Acompanhante Perfeita (Companion, 2025) | Crítica do Filme

Filme de Drew Hancock transforma ficção científica em um suspense sangrento e divertido

Entre as estreias recentes da Netflix, Acompanhante Perfeita (Companion, 2025) chega como um daqueles filmes que funcionam melhor quando o público sabe o mínimo possível sobre sua história. Escrito e dirigido por Drew Hancock, o longa aposta em reviravoltas, humor ácido e uma boa dose de violência para construir uma experiência que mistura ficção científica, suspense e comédia de humor negro.

Estrelado por Sophie Thatcher (Yellowjackets) e Jack Quaid (The Boys), o filme evita seguir a fórmula tradicional do terror. Embora tenha momentos tensos e cenas bastante gráficas, a produção está muito mais interessada em satirizar comportamentos humanos do que em provocar sustos fáceis. O resultado lembra produções como O Menu e até episódios de Black Mirror, mas com identidade própria.

A trama acompanha um grupo de amigos que decide passar um fim de semana em uma casa isolada. O encontro, que parecia apenas mais uma viagem entre casais, rapidamente toma um rumo inesperado quando acontecimentos estranhos começam a transformar a convivência em um verdadeiro pesadelo. A narrativa faz questão de esconder seus principais segredos, e essa escolha é parte essencial da experiência.

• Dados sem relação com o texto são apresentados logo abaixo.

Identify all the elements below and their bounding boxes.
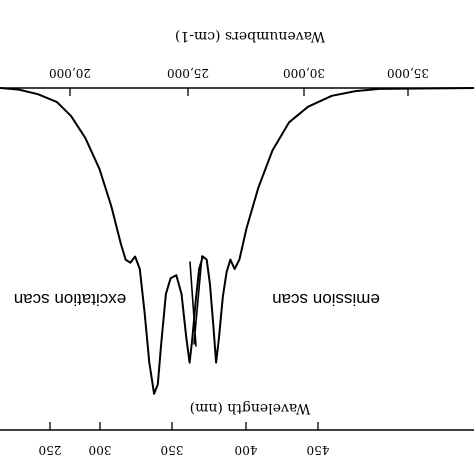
crossing-lines xyxy=(189,255,203,347)
bottom-tick-label-3: 400 xyxy=(235,443,258,457)
bottom-axis-title: Wavelength (nm) xyxy=(190,400,311,416)
spectrum-curve xyxy=(0,87,474,395)
excitation-scan-label: excitation scan xyxy=(14,290,126,309)
bottom-tick-label-2: 350 xyxy=(161,443,184,457)
bottom-tick-label-0: 250 xyxy=(39,443,62,457)
top-tick-label-1: 25,000 xyxy=(167,66,209,80)
top-tick-label-2: 30,000 xyxy=(283,66,325,80)
top-tick-label-0: 20,000 xyxy=(49,66,91,80)
bottom-axis-ticks: 250 300 350 400 450 xyxy=(39,422,330,457)
top-tick-label-3: 35,000 xyxy=(387,66,429,80)
bottom-tick-label-1: 300 xyxy=(89,443,112,457)
top-axis-title: Wavenumbers (cm-1) xyxy=(175,28,325,44)
emission-scan-label: emission scan xyxy=(272,290,380,309)
bottom-tick-label-4: 450 xyxy=(307,443,330,457)
top-axis-ticks: 20,000 25,000 30,000 35,000 xyxy=(49,66,429,96)
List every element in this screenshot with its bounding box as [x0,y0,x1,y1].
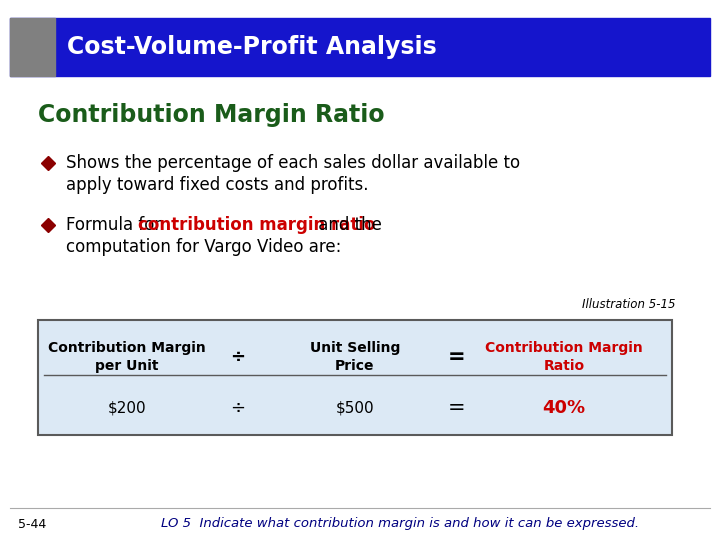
Text: $500: $500 [336,401,374,415]
Text: Contribution Margin: Contribution Margin [48,341,206,355]
Bar [10,18,55,76]
Text: $200: $200 [107,401,146,415]
Bar [10,18,710,76]
Text: ÷: ÷ [230,399,246,417]
Text: computation for Vargo Video are:: computation for Vargo Video are: [66,238,341,256]
Text: Illustration 5-15: Illustration 5-15 [582,299,675,312]
Text: Contribution Margin Ratio: Contribution Margin Ratio [38,103,384,127]
Text: Ratio: Ratio [544,359,585,373]
Text: Unit Selling: Unit Selling [310,341,400,355]
Text: apply toward fixed costs and profits.: apply toward fixed costs and profits. [66,176,369,194]
Text: Price: Price [336,359,374,373]
Text: LO 5  Indicate what contribution margin is and how it can be expressed.: LO 5 Indicate what contribution margin i… [161,517,639,530]
Text: =: = [448,347,465,367]
Text: Cost-Volume-Profit Analysis: Cost-Volume-Profit Analysis [67,35,437,59]
Text: =: = [448,398,465,418]
Text: and the: and the [313,216,382,234]
Text: ÷: ÷ [230,348,246,366]
Text: Shows the percentage of each sales dollar available to: Shows the percentage of each sales dolla… [66,154,520,172]
Text: Formula for: Formula for [66,216,166,234]
Text: per Unit: per Unit [95,359,158,373]
Text: 40%: 40% [543,399,586,417]
Text: 5-44: 5-44 [18,517,46,530]
Text: Contribution Margin: Contribution Margin [485,341,643,355]
Text: contribution margin ratio: contribution margin ratio [138,216,376,234]
Bar [38,320,672,435]
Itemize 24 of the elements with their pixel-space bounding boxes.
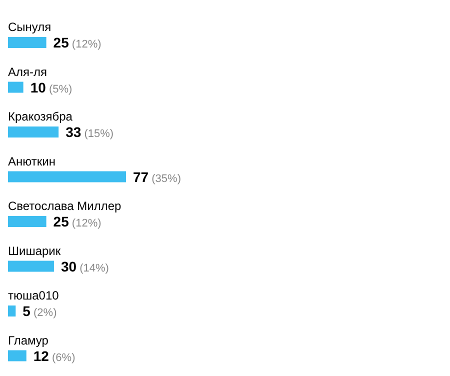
- y-tick-label: Шишарик: [8, 244, 62, 258]
- bar: [8, 350, 26, 362]
- y-tick-label: тюша010: [8, 288, 60, 302]
- bar: [8, 216, 46, 227]
- bar: [8, 306, 16, 316]
- y-tick-label: Светослава Миллер: [8, 199, 122, 213]
- y-tick-label: Гламур: [8, 333, 49, 348]
- data-label: 77 (35%): [133, 168, 181, 185]
- data-label: 10 (5%): [30, 79, 72, 96]
- bar: [8, 82, 24, 93]
- data-label: 25 (12%): [53, 34, 102, 50]
- bar: [8, 37, 46, 48]
- data-label: 30 (14%): [60, 258, 109, 274]
- y-tick-label: Аля-ля: [8, 64, 47, 79]
- data-label: 25 (12%): [53, 214, 102, 230]
- data-label: 5 (2%): [22, 303, 57, 319]
- bar: [8, 260, 54, 272]
- y-tick-label: Анюткин: [8, 154, 56, 168]
- y-tick-label: Кракозябра: [8, 110, 73, 124]
- bar: [8, 126, 59, 138]
- bar: [8, 171, 126, 182]
- data-label: 33 (15%): [66, 124, 114, 140]
- y-tick-label: Сынуля: [8, 20, 52, 34]
- data-label: 12 (6%): [33, 348, 76, 364]
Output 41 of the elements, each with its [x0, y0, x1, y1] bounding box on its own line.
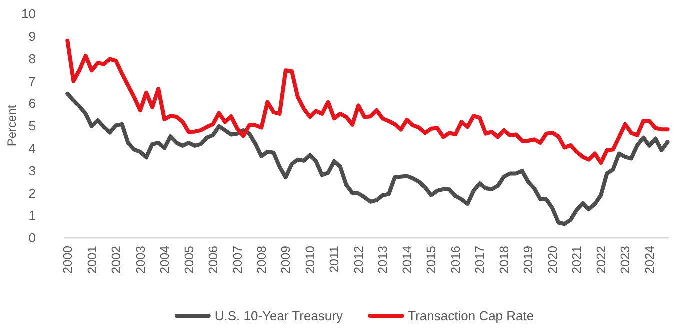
y-tick-label: 5 — [28, 118, 36, 134]
x-tick-label: 2014 — [400, 246, 414, 274]
x-tick-label: 2002 — [110, 246, 124, 274]
y-tick-label: 0 — [28, 230, 36, 246]
y-tick-label: 10 — [22, 6, 36, 22]
x-tick-label: 2012 — [352, 246, 366, 274]
line-series — [66, 38, 670, 165]
x-tick-label: 2005 — [182, 246, 196, 274]
x-tick-label: 2010 — [303, 246, 318, 274]
x-tick-label: 2024 — [642, 246, 657, 274]
x-tick-label: 2023 — [618, 246, 633, 274]
x-tick-label: 2020 — [546, 246, 560, 274]
y-tick-label: 9 — [28, 28, 36, 44]
x-tick-label: 2016 — [448, 246, 463, 274]
x-tick-label: 2018 — [497, 246, 512, 274]
x-tick-label: 2019 — [522, 246, 536, 274]
x-tick-label: 2021 — [570, 246, 584, 274]
legend-label: Transaction Cap Rate — [408, 308, 534, 324]
x-tick-label: 2009 — [279, 246, 294, 274]
legend-label: U.S. 10-Year Treasury — [214, 308, 344, 324]
y-tick-label: 4 — [28, 140, 36, 156]
x-tick-label: 2015 — [424, 246, 439, 274]
x-tick-label: 2017 — [473, 246, 488, 274]
y-tick-label: 8 — [28, 51, 36, 66]
line-series — [66, 92, 670, 226]
x-tick-label: 2011 — [328, 246, 342, 273]
x-tick-label: 2004 — [158, 246, 172, 274]
y-axis-title: Percent — [5, 104, 19, 147]
x-tick-label: 2006 — [206, 246, 221, 274]
x-tick-label: 2022 — [594, 246, 608, 274]
x-tick-label: 2003 — [134, 246, 148, 274]
y-tick-label: 6 — [28, 96, 36, 112]
y-tick-label: 2 — [28, 186, 36, 201]
x-tick-label: 2013 — [376, 246, 390, 274]
x-tick-label: 2007 — [230, 246, 245, 274]
y-tick-label: 7 — [28, 74, 36, 89]
x-tick-label: 2001 — [85, 246, 100, 274]
y-tick-label: 1 — [28, 208, 36, 224]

Drew Hancock demonstra habilidade para administrar as revelações sem perder o ritmo. O roteiro alterna momentos de suspense com diálogos carregados de ironia, fazendo com que a tensão caminhe lado a lado com situações absurdas e até engraçadas. É justamente esse equilíbrio que impede o longa de cair na previsibilidade, mesmo trabalhando conceitos já conhecidos da ficção científica.

Grande parte desse mérito também passa pelas atuações. Sophie Thatcher entrega uma interpretação convincente e carismática, sustentando praticamente toda a narrativa com uma personagem que exige mudanças constantes de tom. Sua presença em cena é magnética e ajuda a tornar os momentos mais dramáticos tão eficientes quanto as sequências de ação.

Jack Quaid, por sua vez, surpreende ao interpretar um personagem bem diferente do perfil simpático pelo qual costuma ser lembrado. Seu desempenho explora nuances mais sombrias e contribui para que a dinâmica entre os protagonistas permaneça interessante durante toda a projeção. A química entre os dois funciona desde os primeiros minutos e cresce conforme a história se torna mais caótica.

Além do entretenimento, Acompanhante Perfeita também encontra espaço para discutir temas contemporâneos. O roteiro levanta questões sobre inteligência artificial, relações de poder, controle emocional, masculinidade tóxica e autonomia feminina sem transformar essas ideias em discursos expositivos. As críticas surgem naturalmente dentro da narrativa, sempre acompanhadas por humor ácido e cenas de violência estilizada.

Crítica do filme: vale à pena assistir Acompanhante Perfeita (Companion) na Netflix?

Visualmente, o filme também chama atenção. A direção aproveita a ambientação isolada para aumentar a sensação de desconforto, enquanto a fotografia e a trilha sonora reforçam o clima de estranheza que acompanha toda a história. Mesmo sem reinventar o gênero, Hancock demonstra personalidade suficiente para construir uma obra que se destaca entre tantos thrillers tecnológicos lançados nos últimos anos.

No fim, Acompanhante Perfeita entrega exatamente aquilo que promete: um suspense inteligente, violento e divertido, que utiliza a ficção científica para comentar questões bastante atuais. Não é um terror convencional nem pretende ser. Em vez disso, aposta na sátira, nas reviravoltas e em personagens bem construídos para prender a atenção do início ao fim. Quanto menos você souber antes de assistir, maiores são as chances de aproveitar todas as surpresas que o filme reserva.